Would it be feasable to use an output transformer with the standard 40% screen taps, and capacitivly couple to the screens with screen bias supplied from a seperate DC supply via screen resistors?

Has anyone ever seen this done?

Tks.

Steven
 
I've never heard of it being done, but don't see why it wouldn't work. The question is, will it work well? Bias network would have to be low enough impedance to take care of screen current. That might be the killer.

I think plate to grid feedback is a much more elegant solution for beam tubes. I just made some curves for KT88 with 20% plate to grid feedback. I think mu was about 5, Rp was like 400 Ohms and it looked to put a 300B to shame as far as linearity goes. I'm just wondering if it will be stable if I build it.
 
I did get the circuit that I simulated in the thread mentioned in post #2 working. I was experimenting with cheap 6L6GC's in case something blew up. I don't think that I got it to sound as good as a real UL teansformer, but I didn't have much time to work on it before a string of unfortunate events curtailed most of my tube experiments for almost 2 years. I was thinking along similar lines, except I was thinking sweep tubes, big sweep tubes. The kind with a 1000 volt plate rating, but a 250 volt screen rating.

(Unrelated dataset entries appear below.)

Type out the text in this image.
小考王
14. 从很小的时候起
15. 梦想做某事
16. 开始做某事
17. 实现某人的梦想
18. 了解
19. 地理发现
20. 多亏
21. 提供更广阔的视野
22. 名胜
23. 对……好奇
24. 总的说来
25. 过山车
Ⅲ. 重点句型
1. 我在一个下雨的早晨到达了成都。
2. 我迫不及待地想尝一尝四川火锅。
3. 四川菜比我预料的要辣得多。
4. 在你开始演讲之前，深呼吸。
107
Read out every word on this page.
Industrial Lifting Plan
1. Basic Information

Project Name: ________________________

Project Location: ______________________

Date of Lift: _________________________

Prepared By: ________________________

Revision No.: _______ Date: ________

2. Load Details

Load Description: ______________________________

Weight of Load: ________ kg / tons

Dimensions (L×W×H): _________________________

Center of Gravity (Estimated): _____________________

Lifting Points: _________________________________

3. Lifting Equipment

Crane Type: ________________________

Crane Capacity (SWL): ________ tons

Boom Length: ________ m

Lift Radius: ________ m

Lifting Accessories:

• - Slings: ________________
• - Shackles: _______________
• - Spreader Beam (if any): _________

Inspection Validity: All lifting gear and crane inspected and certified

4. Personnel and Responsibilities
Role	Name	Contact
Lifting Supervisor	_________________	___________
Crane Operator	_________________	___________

I had all sorts of new ideas during the 2 years of no experiments, so I started in on some of the fresh ideas and have since learned how to extract over 100 watts from a pair of 6L6GC without any glow (AB2) so I never got back to the "adjustable split load" experiments.

I recently read a thread on another forum where someone proposed a rather novel circuit using a 12AU7 to feed the screens.

http://geek.scorpiorising.ca/GeeK_ZonE/index.php?topic=4239.0

I think plate to grid feedback is a much more elegant solution for beam tubes.

Use a driver with a fairly high rP and then simply add a resistor from the plate of the output tube to the plate of the driver (2 resistors for P-P). Start with about 100K and tweak from there.
 
Gimp,
See this thread for a discussion of what you are talking about.
http://www.diyaudio.com/forums/showthread.php?t=97384
A simple capacitor coupling won't work but a MOSFET circuit can be implemented to separate the AC and DC conditions on the screen connection.
Cheers,
Ian

The adjustable distributed load thread... All the promises to build it, yet no one
built it, at least no one reported back... Maybe now it will get built!

I think plate-grid feedback is much more useful and easier to design to a specific
impedance and mu goal, so that's what I'm building these days.

Edit - Sorry tubelab, posts crossed. So there was a working prototype!